Взгляд Эльзы, продолжая извлекать живое тепло её дружбы с Грегором, установился чуть левее моего плеча на дали, и тут, внезапно залучился вспыхнувшим восторгом: «с-а-б-а-а-к-а-а!» -  с детской нежностью протянула Элизабет.
Я резко оглянулся — на Ветрова от Комминтерна семенила, закругляя перекресток, коричневая взрослая такса. Привязанный поводком к таксе, мерной поступью сдерживал упорную стремительность собаки наголо стриженый мужчина в оранжевых штанах, черной толстовке и - я улыбнулся им - белых пляжных сандалиях.
• Любишь собак...
• Такс! Я их обожаю! - Элизабет обдала меня, примагнитила ясным видением своего потаённого дара и, вот прямо сейчас, делилась им, отдавала мне этот свой дар восходящей улыбкой. - Особенно черных! Гладкошерстных!
• Они такие нервные. Как ни встречу их компанию в ботаническом, они все время скандалят.
• Они просто очень эмоциональные. Они такие живые. Они же как люди!
• Да ты их очеловечиваешь!
• Ты так думаешь?
• Это просто собаки.
• Ну, так не интересно. Что ты, они в самом деле как люди. Только еще и хорошки такие.
• Белый Клык, Бим, Муму, Татошка, все это навязанные нам мифы. Вот, спасибо, никогда не думал об этом, ты дала мне тему.
• Пожалуйста. На здоровье. Да нет, ты послушай, вот моя такса...
• У тебя такса?!
• Да-а! Ты послушай, мой такс, Халк, такой мальчик! Вот, он всегда спит на подушке. Головой. Я иду ложиться, а он уже вскарабкался на диван, под одеялом прополз и — бац — голова-морда уже на подушке, а тело — под одеялом. И такой, типа, а чё ты там возишься, давай уже спать! Такой - весь человек, а не собака!
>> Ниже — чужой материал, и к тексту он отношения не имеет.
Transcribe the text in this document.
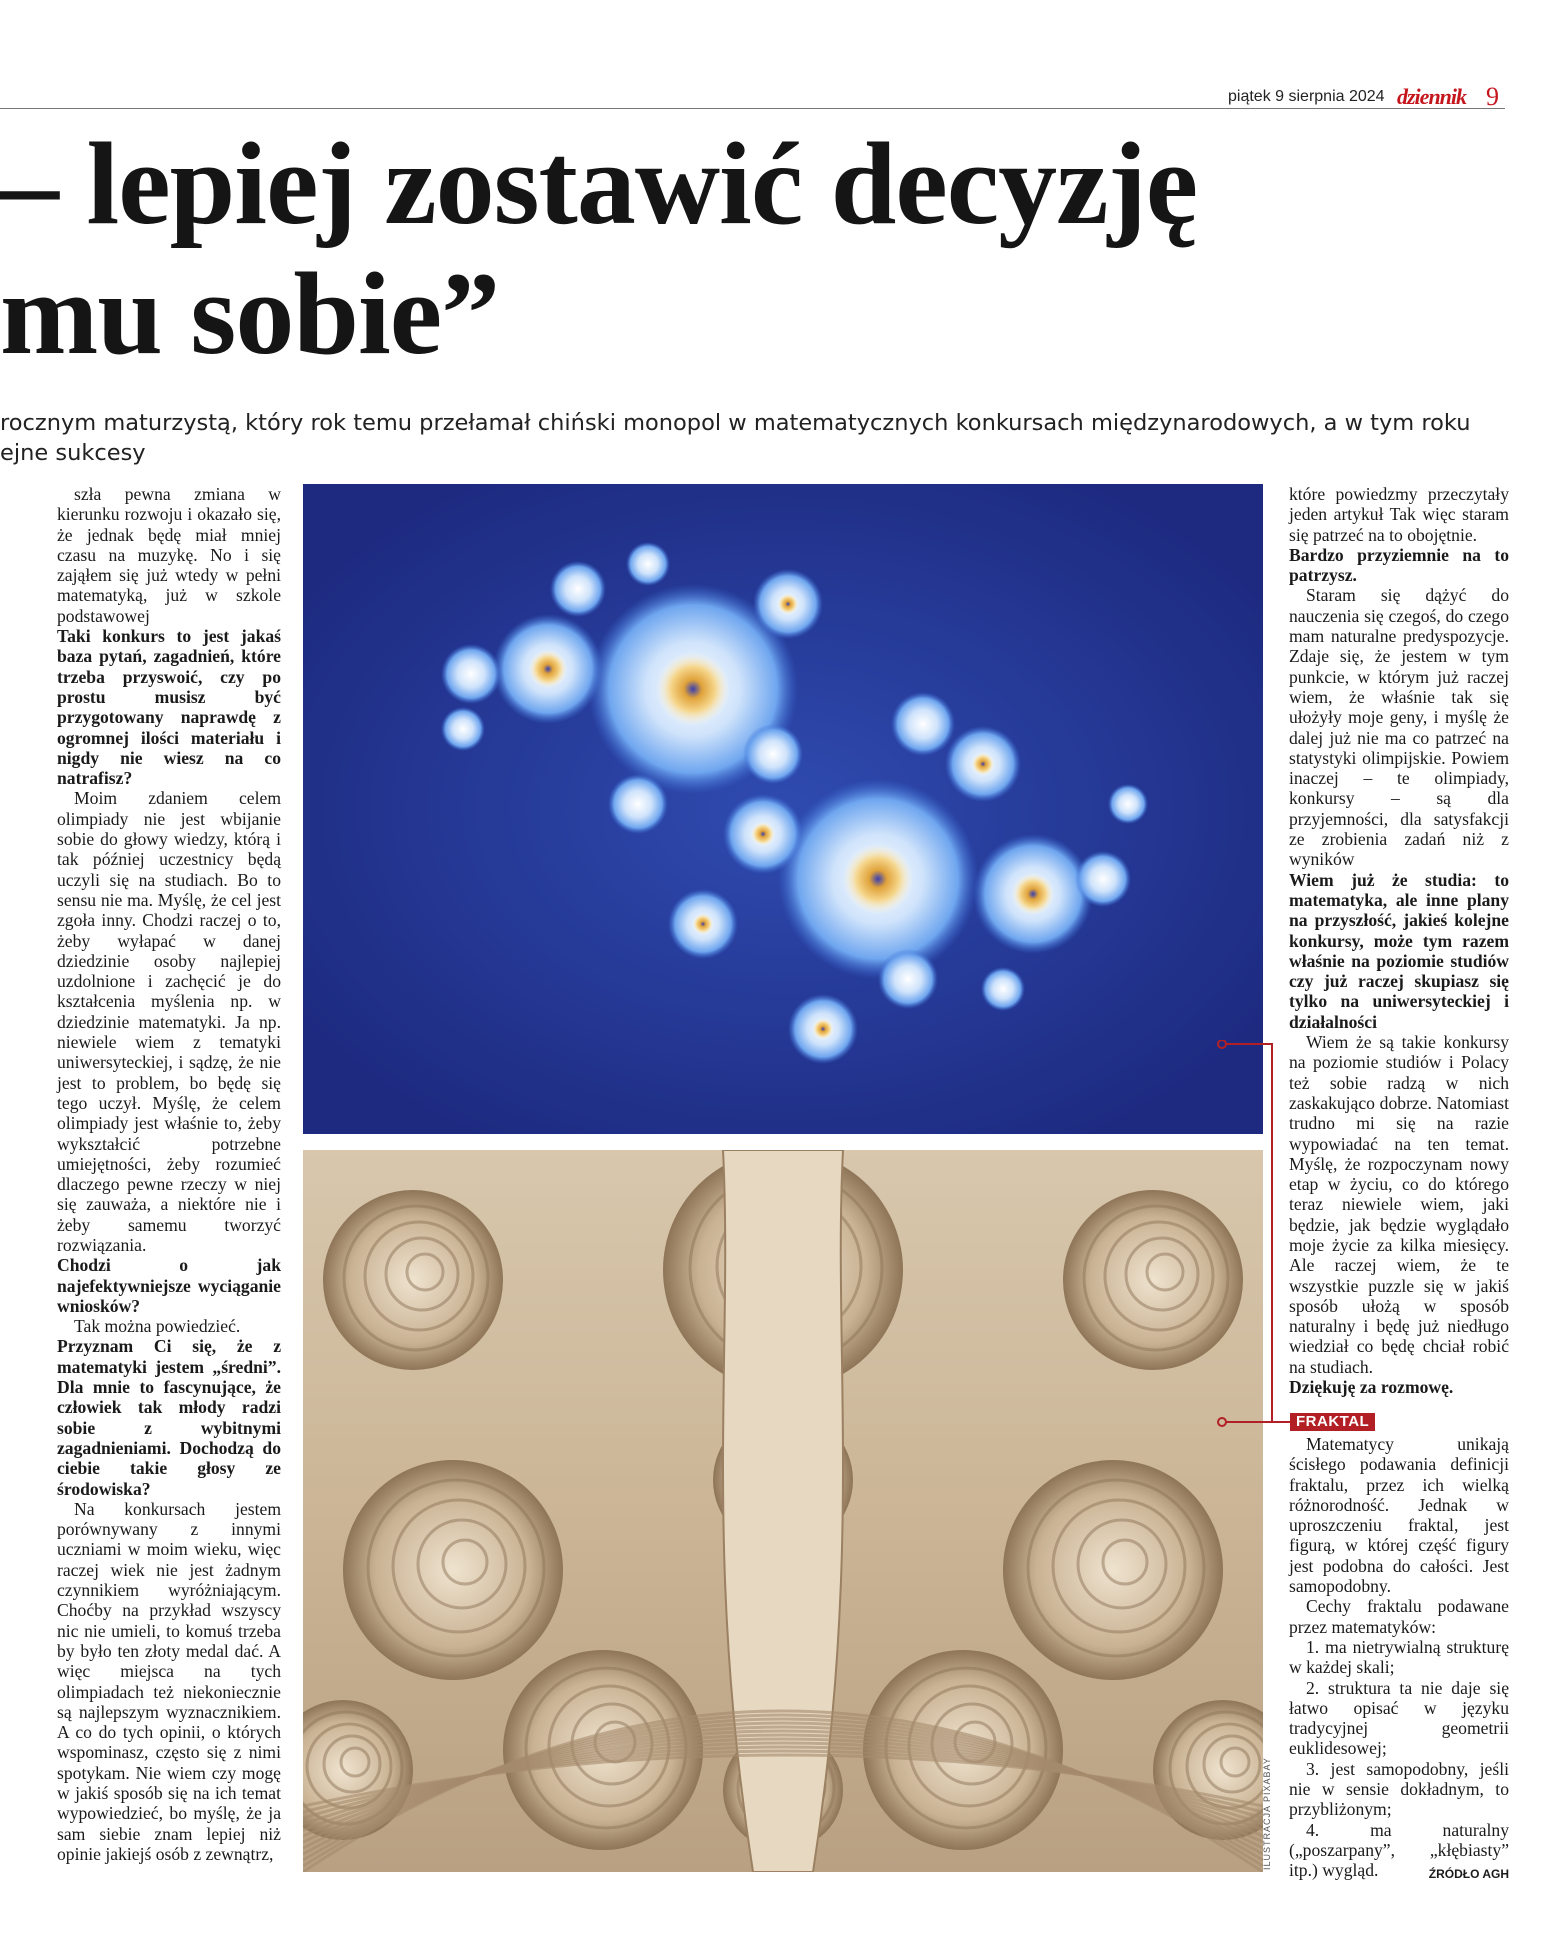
piątek 9 sierpnia 2024 dziennik 9
– lepiej zostawić decyzję
mu sobie”
rocznym maturzystą, który rok temu przełamał chiński monopol w matematycznych konkursach międzynarodowych, a w tym roku
ejne sukcesy

szła pewna zmiana w kierunku rozwoju i okazało się, że jednak będę miał mniej czasu na muzykę. No i się zająłem się już wtedy w pełni matematyką, już w szkole podstawowej

Taki konkurs to jest jakaś baza pytań, zagadnień, które trzeba przyswoić, czy po prostu musisz być przygotowany naprawdę z ogromnej ilości materiału i nigdy nie wiesz na co natrafisz?

Moim zdaniem celem olimpiady nie jest wbijanie sobie do głowy wiedzy, którą i tak później uczestnicy będą uczyli się na studiach. Bo to sensu nie ma. Myślę, że cel jest zgoła inny. Chodzi raczej o to, żeby wyłapać w danej dziedzinie osoby najlepiej uzdolnione i zachęcić je do kształcenia myślenia np. w dziedzinie matematyki. Ja np. niewiele wiem z tematyki uniwersyteckiej, i sądzę, że nie jest to problem, bo będę się tego uczył. Myślę, że celem olimpiady jest właśnie to, żeby wykształcić potrzebne umiejętności, żeby rozumieć dlaczego pewne rzeczy w niej się zauważa, a niektóre nie i żeby samemu tworzyć rozwiązania.

Chodzi o jak najefektywniejsze wyciąganie wniosków?

Tak można powiedzieć.

Przyznam Ci się, że z matematyki jestem „średni”. Dla mnie to fascynujące, że człowiek tak młody radzi sobie z wybitnymi zagadnieniami. Dochodzą do ciebie takie głosy ze środowiska?

Na konkursach jestem porównywany z innymi uczniami w moim wieku, więc raczej wiek nie jest żadnym czynnikiem wyróżniającym. Choćby na przykład wszyscy nic nie umieli, to komuś trzeba by było ten złoty medal dać. A więc miejsca na tych olimpiadach też niekoniecznie są najlepszym wyznacznikiem. A co do tych opinii, o których wspominasz, często się z nimi spotykam. Nie wiem czy mogę w jakiś sposób się na ich temat wypowiedzieć, bo myślę, że ja sam siebie znam lepiej niż opinie jakiejś osób z zewnątrz,	ILUSTRACJA PIXABAY

które powiedzmy przeczytały jeden artykuł Tak więc staram się patrzeć na to obojętnie.

Bardzo przyziemnie na to patrzysz.

Staram się dążyć do nauczenia się czegoś, do czego mam naturalne predyspozycje. Zdaje się, że jestem w tym punkcie, w którym już raczej wiem, że właśnie tak się ułożyły moje geny, i myślę że dalej już nie ma co patrzeć na statystyki olimpijskie. Powiem inaczej – te olimpiady, konkursy – są dla przyjemności, dla satysfakcji ze zrobienia zadań niż z wyników

Wiem już że studia: to matematyka, ale inne plany na przyszłość, jakieś kolejne konkursy, może tym razem właśnie na poziomie studiów czy już raczej skupiasz się tylko na uniwersyteckiej i działalności

Wiem że są takie konkursy na poziomie studiów i Polacy też sobie radzą w nich zaskakująco dobrze. Natomiast trudno mi się na razie wypowiadać na ten temat. Myślę, że rozpoczynam nowy etap w życiu, co do którego teraz niewiele wiem, jaki będzie, jak będzie wyglądało moje życie za kilka miesięcy. Ale raczej wiem, że te wszystkie puzzle się w jakiś sposób ułożą w sposób naturalny i będę już niedługo wiedział co będę chciał robić na studiach.

Dziękuję za rozmowę.

FRAKTAL

Matematycy unikają ścisłego podawania definicji fraktalu, przez ich wielką różnorodność. Jednak w uproszczeniu fraktal, jest figurą, w której część figury jest podobna do całości. Jest samopodobny.

Cechy fraktalu podawane przez matematyków:

1. ma nietrywialną strukturę w każdej skali;

2. struktura ta nie daje się łatwo opisać w języku tradycyjnej geometrii euklidesowej;

3. jest samopodobny, jeśli nie w sensie dokładnym, to przybliżonym;

4. ma naturalny („poszarpany”, „kłębiasty” itp.) wygląd.	ŹRÓDŁO AGH
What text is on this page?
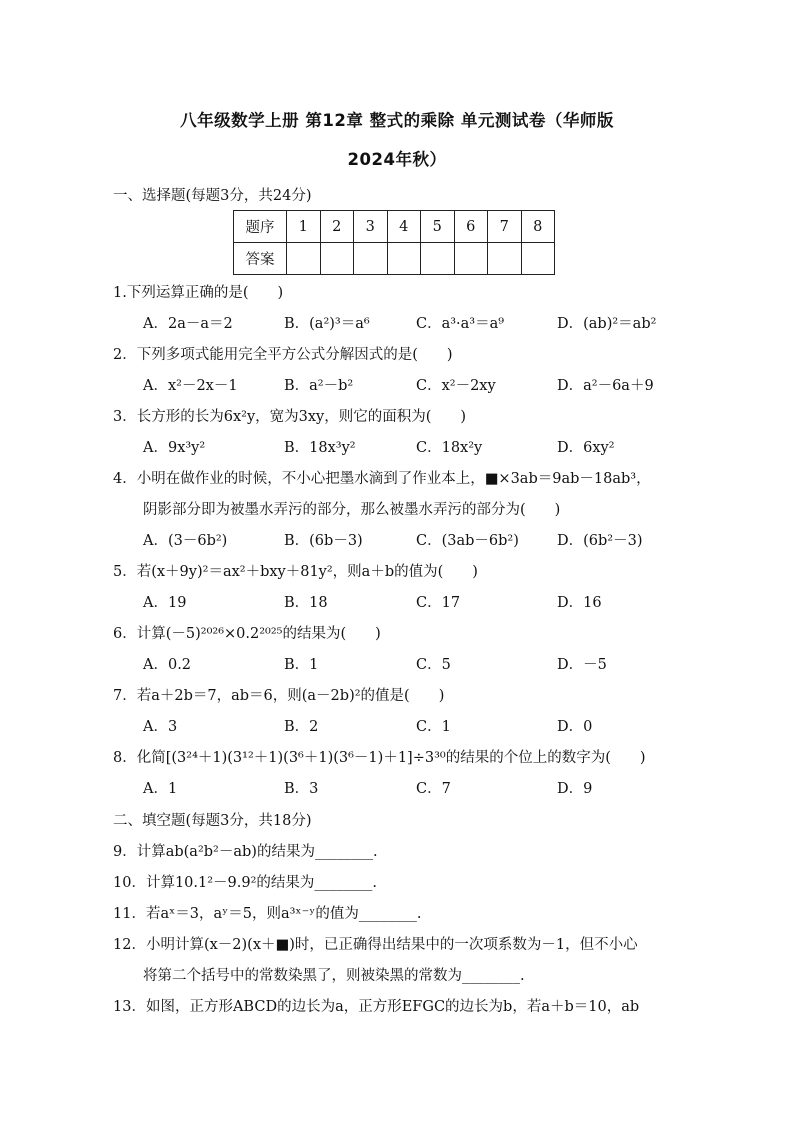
八年级数学上册 第12章 整式的乘除 单元测试卷（华师版
2024年秋）
一、选择题(每题3分，共24分)
题序	1	2	3	4	5	6	7	8
答案								
1.下列运算正确的是(　　)
A．2a－a＝2	B．(a²)³＝a⁶	C．a³·a³＝a⁹	D．(ab)²＝ab²
2．下列多项式能用完全平方公式分解因式的是(　　)
A．x²－2x－1	B．a²－b²	C．x²－2xy	D．a²－6a＋9
3．长方形的长为6x²y，宽为3xy，则它的面积为(　　)
A．9x³y²	B．18x³y²	C．18x²y	D．6xy²
4．小明在做作业的时候，不小心把墨水滴到了作业本上，■×3ab＝9ab－18ab³，
阴影部分即为被墨水弄污的部分，那么被墨水弄污的部分为(　　)
A．(3－6b²)	B．(6b－3)	C．(3ab－6b²)	D．(6b²－3)
5．若(x＋9y)²＝ax²＋bxy＋81y²，则a＋b的值为(　　)
A．19	B．18	C．17	D．16
6．计算(－5)²⁰²⁶×0.2²⁰²⁵的结果为(　　)
A．0.2	B．1	C．5	D．－5
7．若a＋2b＝7，ab＝6，则(a－2b)²的值是(　　)
A．3	B．2	C．1	D．0
8．化简[(3²⁴＋1)(3¹²＋1)(3⁶＋1)(3⁶－1)＋1]÷3³⁰的结果的个位上的数字为(　　)
A．1	B．3	C．7	D．9
二、填空题(每题3分，共18分)
9．计算ab(a²b²－ab)的结果为________.
10．计算10.1²－9.9²的结果为________.
11．若aˣ＝3，aʸ＝5，则a³ˣ⁻ʸ的值为________.
12．小明计算(x－2)(x＋■)时，已正确得出结果中的一次项系数为－1，但不小心
将第二个括号中的常数染黑了，则被染黑的常数为________.
13．如图，正方形ABCD的边长为a，正方形EFGC的边长为b，若a＋b＝10，ab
• Ты счастливая, когда говоришь о своей собаке.
• Ну, в общем, да! Я их очень люблю. А почему ты так сказал?
• Как?
• Что я их очеловечиваю?
• Ну, это — животные! И это постоянная морока. Кормежки. Прогулки. Мытье лап.
• О, да. Мой это обожает.
• Ну вот, видишь. Мы не знаем, обожает он или нет. И они постоянно суетятся, что-то от тебя хотят, забирают твое внимание и время. Ну, короче.
• Ну и что!? Это же любимые. Ты зимой просыпался в полшестого утра?
• Застрелю того, кто меня разбудит в полшестого утра зимой.
• Зря. Это классно. Рань же, пипец просто, слышу, спрыгнул и поставил лапы возле подушки — дышит в лицо и тихо так, жалобно поскуливает. А ты не спишь, но глаза не открываешь. Ну, не получилось, эх, запрыгивает на диван и - под одеяло, типа, ну что, будем дальше спать.Только пошевельнешься, он вскакивает и стоит, смотрит на тебя: ну, ну! Постоит, постоит, и так - АХ — вздыхает, как человек! И ложится..
• Вздыхает?
• Да! - смеется, - я же говорю — как человек — А-АХ! -  ну, как в мультике.
• Эротично. Повтори.
• Так. Короче, а когда выскакивает на снег, во дворе до хрена снега, он там тонет, прыгает как черный дельфин, появляется, исчезает. Попрыгает, попрыгает, ух, ух, не, ребята, я домой. И уже сидит возле двери дома, ну что ты там, давай, дуй домой. (про себя: а моя свора — Даша, Сёма, Геша, Кузя и Фрай — любили разбежаться по первому снегу и приходили домой сами, не хер их ловить по кварталу, - но промолчал, не сказал.)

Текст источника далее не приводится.